Information for institutions: how we collect theses and how the data can be re-used
We work with all UK universities to build a comprehensive index of all UK theses and provide download options where available.
Thesis records and metadata are gathered from various sources while the full theses are ingested only with the agreement of each institution. Their participation in EThOS is governed by a light-touch Memorandum of Understanding signed between each institution and the British Library.
Here we describe how we aggregate the data, and provide guidance for participating institutions. We describe how EThOS harvests, uses, displays and shares each metadata field such as 'Awarding Body', and how researchers can re-use the data for their own research.
We harvest doctoral thesis metadata from all UK institutional repositories and add the harvested data to EThOS. A careful matching process updates existing EThOS records with additional data, and new records are created where one does not already exist.
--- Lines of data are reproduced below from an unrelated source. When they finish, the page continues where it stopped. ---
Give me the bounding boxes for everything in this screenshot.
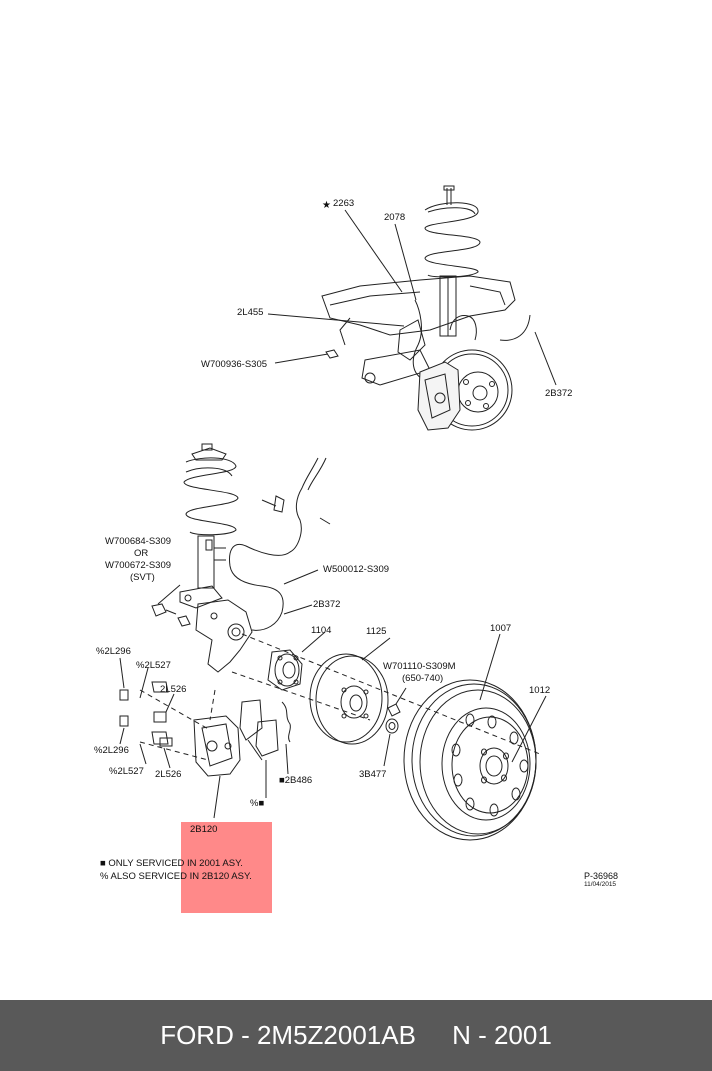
label-or: OR [134, 548, 148, 559]
parts-diagram: ★ 2263 2078 2L455 W700936-S305 2B372 W70… [94, 185, 572, 841]
label-3B477: 3B477 [359, 769, 386, 780]
label-2L526-upper: 2L526 [160, 684, 186, 695]
upper-suspension-assembly [267, 185, 557, 431]
label-2L455: 2L455 [237, 307, 263, 318]
label-1125: 1125 [366, 626, 386, 637]
footer-bar: FORD - 2M5Z2001AB N - 2001 [0, 1000, 712, 1071]
highlight-box [181, 822, 272, 913]
label-1012: 1012 [529, 685, 550, 696]
note-also-serviced: % ALSO SERVICED IN 2B120 ASY. [100, 871, 252, 882]
label-2L527-lower: %2L527 [109, 766, 144, 777]
label-W700672-S309: W700672-S309 [105, 560, 171, 571]
label-W700684-S309: W700684-S309 [105, 536, 171, 547]
label-2L526-lower: 2L526 [155, 769, 181, 780]
note-only-serviced: ■ ONLY SERVICED IN 2001 ASY. [100, 858, 243, 869]
label-2B120: 2B120 [190, 824, 217, 835]
footer-part-number: FORD - 2M5Z2001AB N - 2001 [160, 1020, 552, 1050]
label-2263: 2263 [333, 198, 354, 209]
label-1104: 1104 [311, 625, 331, 636]
star-icon: ★ [322, 200, 331, 211]
label-2078: 2078 [384, 212, 405, 223]
reference-date: 11/04/2015 [584, 881, 616, 888]
label-percent-square: %■ [250, 798, 264, 809]
label-2L296-lower: %2L296 [94, 745, 129, 756]
label-2L296-upper: %2L296 [96, 646, 131, 657]
label-svt: (SVT) [130, 572, 155, 583]
lower-brake-assembly [119, 443, 547, 841]
label-W500012-S309: W500012-S309 [323, 564, 389, 575]
label-2L527-upper: %2L527 [136, 660, 171, 671]
label-2B486: ■2B486 [279, 775, 312, 786]
label-1007: 1007 [490, 623, 511, 634]
overlay-text: 2B120 ■ ONLY SERVICED IN 2001 ASY. % ALS… [100, 824, 618, 888]
label-W701110-S309M: W701110-S309M [383, 661, 456, 672]
label-torque-range: (650-740) [402, 673, 443, 684]
reference-code: P-36968 [584, 871, 618, 881]
label-2B372-lower: 2B372 [313, 599, 340, 610]
label-W700936-S305: W700936-S305 [201, 359, 267, 370]
label-2B372-upper: 2B372 [545, 388, 572, 399]
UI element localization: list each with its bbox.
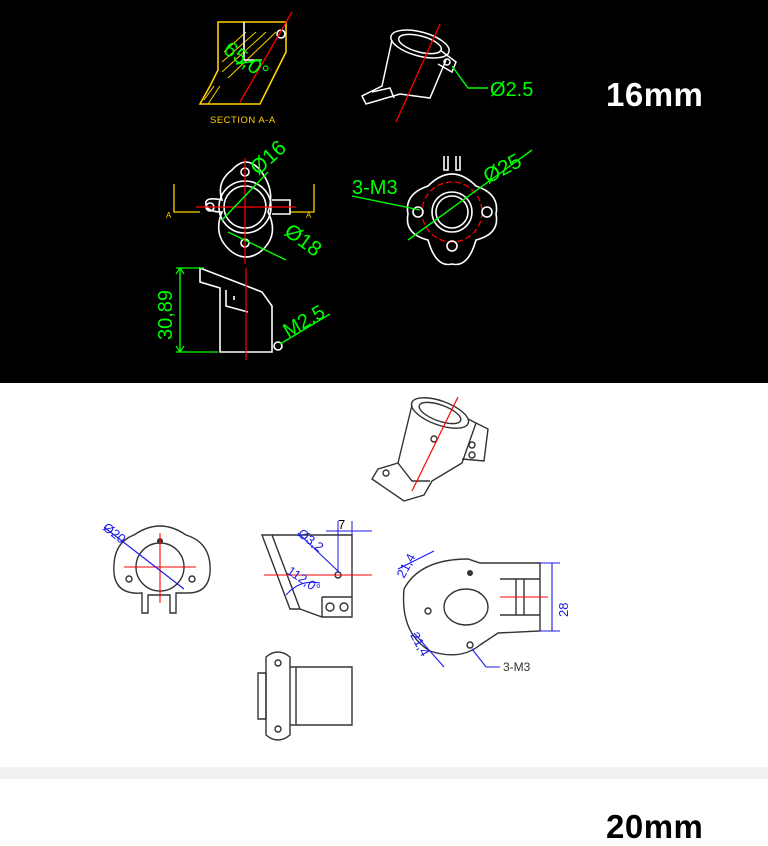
side-hole-20a — [325, 602, 335, 612]
section-label: SECTION A-A — [210, 115, 276, 126]
body-outline-20 — [371, 404, 477, 502]
tube-top-20 — [410, 397, 470, 429]
section-view-16 — [198, 11, 293, 105]
bore-right — [431, 191, 473, 233]
panel-16mm: 65,0° SECTION A-A Ø2.5 — [0, 0, 768, 383]
rot-hole-20a — [467, 570, 473, 576]
dia-pcd-16: Ø25 — [480, 149, 526, 188]
hole-dia-20: Ø3,2 — [295, 526, 326, 555]
clamp-hole-20b — [468, 451, 476, 459]
mount-hole-20-left — [125, 575, 133, 583]
side-hole-20b — [339, 602, 349, 612]
drawing-20mm: Ø20 7 Ø3,2 112,0° — [100, 396, 571, 741]
bottom-tube-20 — [290, 666, 353, 726]
mount-hole-20-right — [188, 575, 196, 583]
pcd-leader — [407, 149, 533, 241]
base-hole-20 — [382, 469, 390, 477]
angle-leader — [235, 59, 263, 65]
section-hatch-lower — [203, 85, 221, 105]
spacing-bottom-line — [413, 632, 445, 668]
isometric-view-20 — [371, 397, 489, 502]
angle-label-16: 65,0° — [219, 37, 273, 84]
hole-leader-20 — [297, 532, 341, 574]
section-hatch — [221, 31, 277, 79]
thread-16: M2.5 — [280, 301, 330, 342]
size-label-20mm: 20mm — [606, 808, 704, 845]
side-body-20 — [272, 534, 353, 618]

Each UK Institutional Repository is harvested six times a year using the OAI-PMH harvesting protocol standard.
Many institutions hold older thesis records in your library catalogue rather than your repository. If you have thesis records that are not in your repository, send us a data file from your catalogue in Marc or CSV and we’ll convert the data to add to EThOS.
If you have theses for which there is no electronic record at all, please contact us to discuss options for data creation.
EThOS lists around 97% of all UK thesis titles. If you have known thesis titles which are not listed in EThOS please get in touch and help us to fill those gaps.
UK theses are normally described using a core set of bibliographic metadata called the UKETD_DC application profile. This was developed to ensure UK theses are described in a clear and consistent way, allowing users to find the theses they seek and institutions to share the data between repositories. This additional table describes all mandatory and optional metadata fields, with tips on how to capture the data in your own repositories.
EThOS data can be re-used by participating institutions. The full dataset or subsets of metadata are also available to download or harvest for research or re-use by other organisations, discovery services and research projects seeking quality data for analysis.
Over 60% of all known theses are available in digital format. Where a digital copy exists, users can download it from EThOS or follow a link in the EThOS record to the institution’s own copy.
We ingest the files into EThOS only with permission from each institution as indicated in their Memorandum of Understanding. Many institutions consider EThOS a useful back-up database for their theses and value the wider availability of their research. A small number prefer to manage all re-use of their theses directly through their own repository.
By agreement with each institution, EThOS also provides seamless digitisation on demand for print theses. Institutions may opt in or out of this service, and can fund the digitisation themselves or pass the scan cost on to the user. The list of participating institutions indicates which institutions offer funded and unfunded digitisation on demand.